Liberation as a form of imprisonment

We rely on our senses to perceive the world, and we are also imprisoned by the very senses of our own. As Kant argues, we can’t perceive the world without the concept of time and space --- simply because we as humans must perceive the world within our frames of perception. Various philosophers, starting with George Berkeley, have argued for the dependency of reality on perception. Philosophers of all time have already made the argument that “reality is perception”.
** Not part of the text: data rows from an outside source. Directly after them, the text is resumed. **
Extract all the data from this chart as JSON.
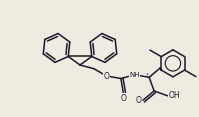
{
  "bg_color": "#f0ebe0",
  "bond_color": "#1a1a2e",
  "bond_width": 1.1,
  "figsize": [
    1.99,
    1.17
  ],
  "dpi": 100
}
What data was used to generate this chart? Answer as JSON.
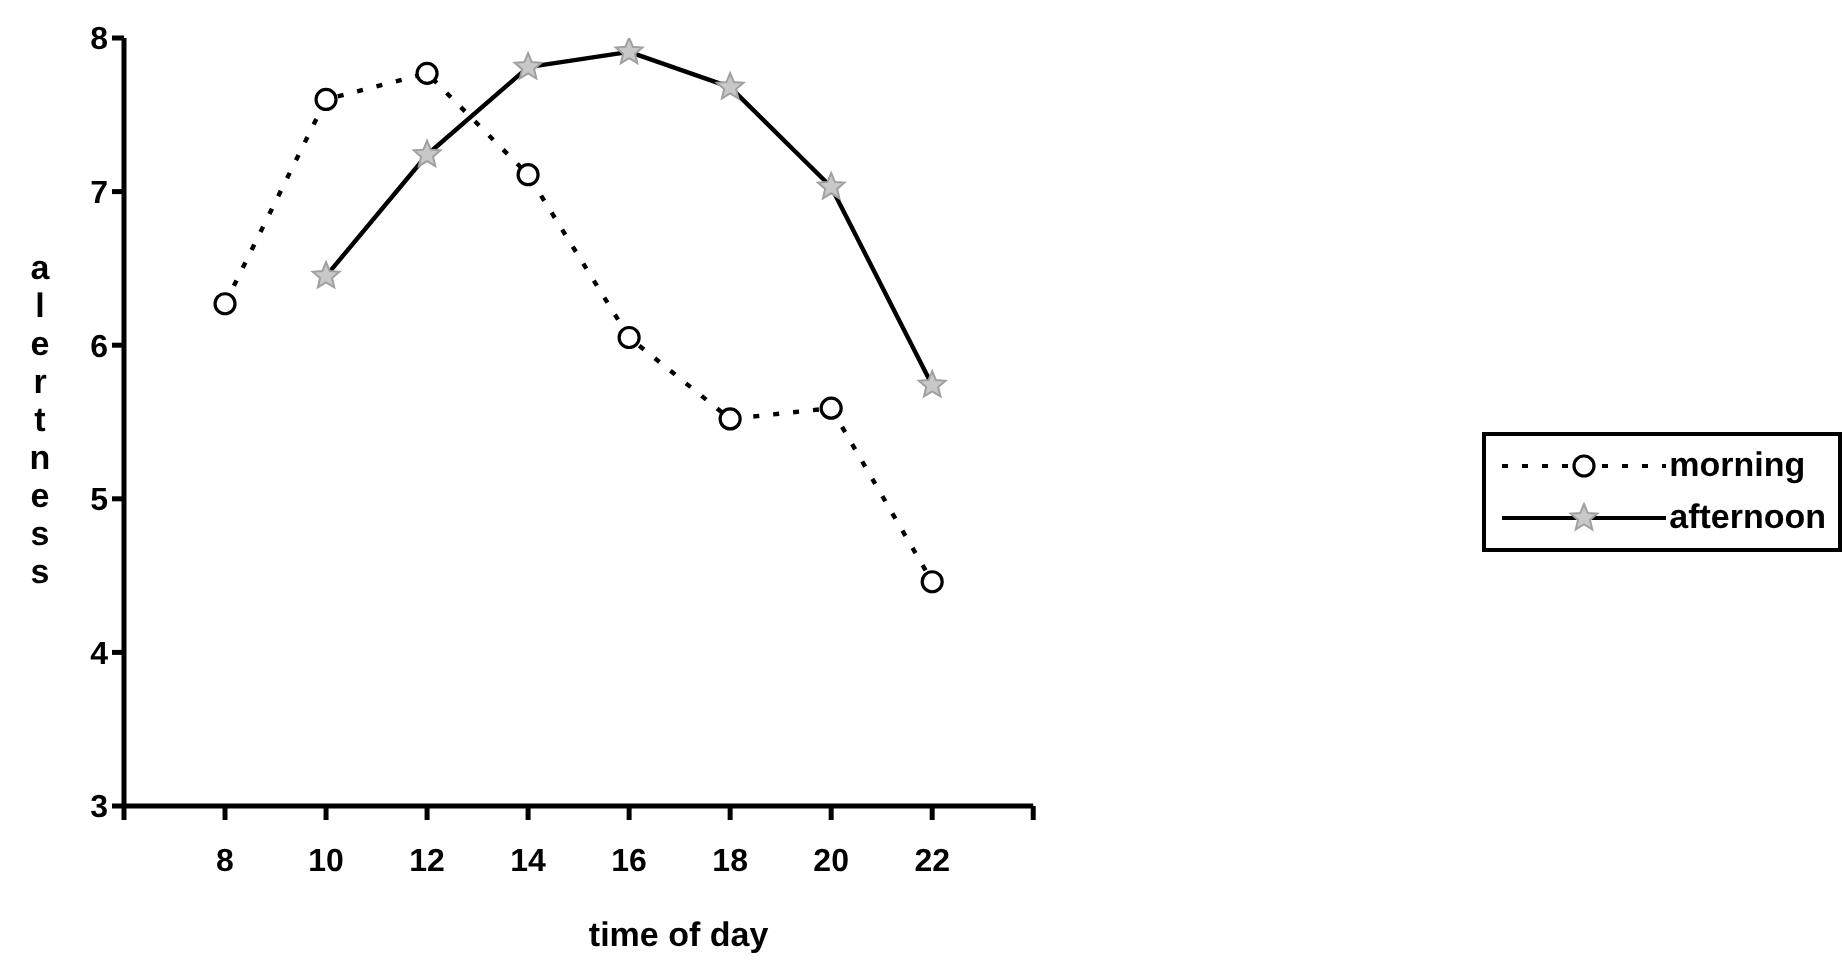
{
  "chart_data": {
    "type": "line",
    "xlabel": "time of day",
    "ylabel": "alertness",
    "xlim": [
      6,
      24
    ],
    "xticks": [
      {
        "value": 6,
        "label": null
      },
      8,
      10,
      12,
      14,
      16,
      18,
      20,
      22,
      {
        "value": 24,
        "label": null
      }
    ],
    "ylim": [
      3,
      8
    ],
    "yticks": [
      3,
      4,
      5,
      6,
      7,
      8
    ],
    "grid": false,
    "legend": "right",
    "series": [
      {
        "name": "morning",
        "color": "#000000",
        "marker": "circle",
        "line_style": "dotted",
        "x": [
          8,
          10,
          12,
          14,
          16,
          18,
          20,
          22
        ],
        "values": [
          6.27,
          7.6,
          7.77,
          7.11,
          6.05,
          5.52,
          5.59,
          4.46
        ]
      },
      {
        "name": "afternoon",
        "color": "#000000",
        "marker": "star",
        "line_style": "solid",
        "x": [
          10,
          12,
          14,
          16,
          18,
          20,
          22
        ],
        "values": [
          6.45,
          7.24,
          7.81,
          7.91,
          7.68,
          7.03,
          5.74
        ]
      }
    ]
  }
}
As technology advances, we feel more and more empowered by the explosion of information and the availability of images, videos, texts that are just a double-click away. We are able to have vivid, three-dimensional, and dynamic images of what’s going on in the world just sitting in front of our desktops and seeing through the “Windows”. The emerging technology of virtual reality even shows us a promising future of promoting our experience to an even more vivid level so that we can be immersed in the environment. These devices aid us in perceiving the world by providing an extra layer of perceptual senses: we expand our horizon to the range of the whole Internet and enhance our ability to perceive the world with the aid of the HiFi sound system etc. However, this extra layer of perceptual devices, at the same time of aiding us in perceiving the world, also brings about the danger of preventing us from the true world. Information is highly dependent on interface: the impression we are able to get is filtered by the characteristics of our desktops. We rely on these devices, yet they imprison us as well. Senses, language, and Windows: they are the imprisonment that comes in the form of liberation.